Bezieher*innen von Arbeitslosengeld II dürfen nicht unter das lebensnotwendige Existenzminimum fallen, wenn sie eine Einkommensteuererstattung zum Ausgleich eines überzogenen Girokontos verwenden. (Leitsatz der Redaktion)
Sachverhalt: Der Schuldner bezieht Grundsicherungsleistungen nach dem SGB II. Auf sein mit mehr als 2.700 Euro überzogenes Girokonto wird eine Einkommenssteuererstattung in Höhe von rund 2.382 Euro überwiesen. Bei der anschließenden Bewilligung von Leistungen zur Sicherung des Lebensunterhalts wurde die Steuererstattung für sechs Monate in Höhe von 367,15 Euro monatlich (397,15 Euro abzüglich 30 Euro Versicherungspauschale) bedarfsmindernd berücksichtigt (vgl. § 11 Abs. 3 Satz 4 SGB II).
Urteilsgründe: Das BSG hält diese Praxis des Jobcenters für rechtswidrig, weil durch die Anrechnung der Steuererstattung die gewährten Leistungen nicht mehr bedarfsdeckend seien. Soweit die einmalige Einnahme zur Tilgung von Schulden „verbraucht“ worden sei, stehe das Geld nicht mehr als „bereite Mittel“ zur Verfügung. Denn nach den vom BSG entwickelten Grundsätzen könne eine einmalige Einnahme nicht als Einkommen berücksichtigt werden, soweit sie bereits zu anderen Zwecken als zur Bestreitung einer aktuellen Notlage verwendet wurde und daher nicht mehr geeignet ist, den konkreten Bedarf im jeweiligen Monat zu decken (Rn. 28). Das sei der Fall, wenn eine einmalige Einnahme auf ein überzogenes Konto eingehe. Aus der Kontokorrentabrede folge regelmäßig das Recht der Bank, bei einem debitorischen Girokonto – wie vorliegend bei Eingang der Einkommenssteuererstattung – den Sollsaldo zu verringern (Rn. 29). Es bestehe keine Obliegenheit, sich durch eine erneute Inanspruchnahme des Dispositionskredits oder durch ein sonstiges Darlehen bereite Mittel für den Lebensunterhalt zu verschaffen (Rn. 30ff.). Zwar laufe ein „abweichendes Ausgabeverhalten“ (hier den Einsatz der gesamten Einnahmen zur Schuldentilgung) „dem Grundsatz der Eigenverantwortung vor Inanspruchnahme der Leistungen zur Sicherung des Lebensunterhalts zuwider“ (Rn.31). Konsequenzen für den Anspruch der Berechtigten auf Leistungen zur Sicherung des Lebensunterhalts habe dies nach neuer Rechtslage aber nur nach Maßgabe des § 24 Abs. 4 Satz 2 SGB II. Danach könnten existenzsichernde Leistungen als rückzahlbares Darlehen erbracht werden, soweit Leistungsberechtigte einmalige, grundsätzlich anrechenbare Einnahmen vorzeitig verbraucht haben. „Durch die veränderte Form der Leistungserbringung (Darlehen statt Zuschuss) kann unter anderem einer Schuldentilgung mit den gleichwohl vom Jobcenter zu erbringenden existenzsichernden Mitteln entgegengetreten werden“ (Rn. 31).
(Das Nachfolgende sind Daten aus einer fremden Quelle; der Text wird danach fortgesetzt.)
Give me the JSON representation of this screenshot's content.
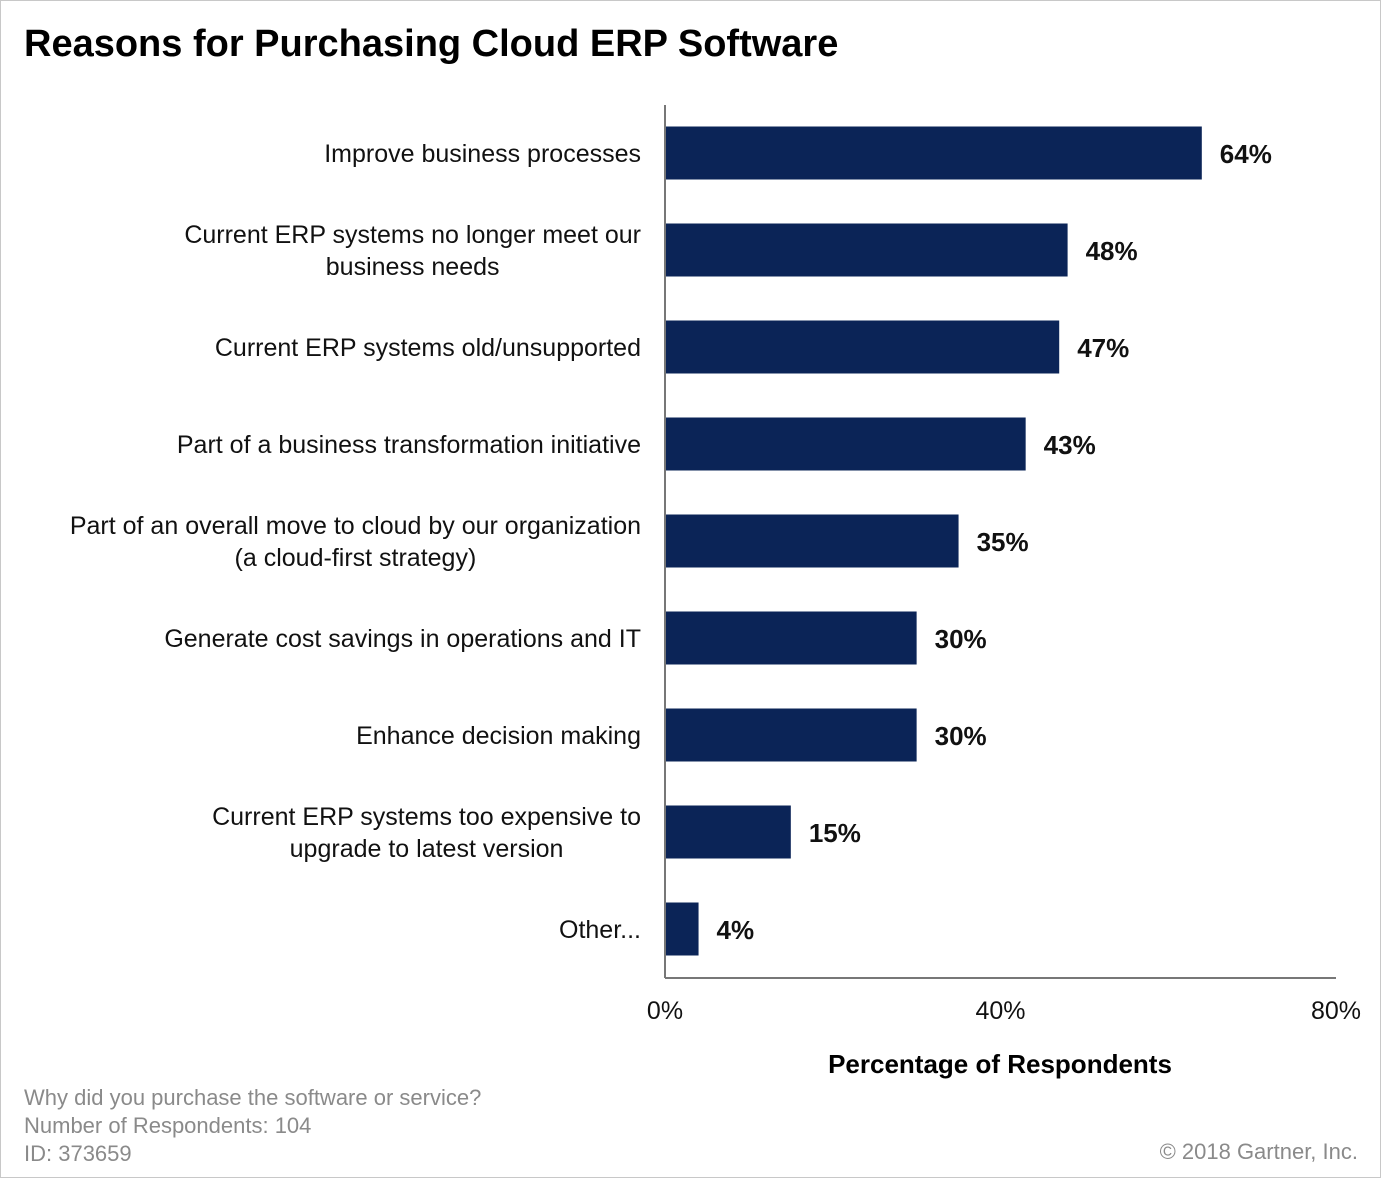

Anmerkung: Die Entscheidung erging zur alten Rechtslage, die vom BSG zitierten Grundsätze der „bereiten Mittel“ gelten aber nach wie vor. Die Regelung des § 24 Abs. 4 Satz 2 SGB II gibt es erst seit Januar 2017. Eine darlehensweise Leistungsgewährung sah das Gesetz zuvor nicht vor. Nach heutiger Rechtslage müssten die Grundsicherungsleistungen also im Ergebnis zwar ebenfalls ungekürzt gewährt werden. Sie müssten aber nicht als Zuschuss, sondern sie dürften als Darlehen erbracht werden.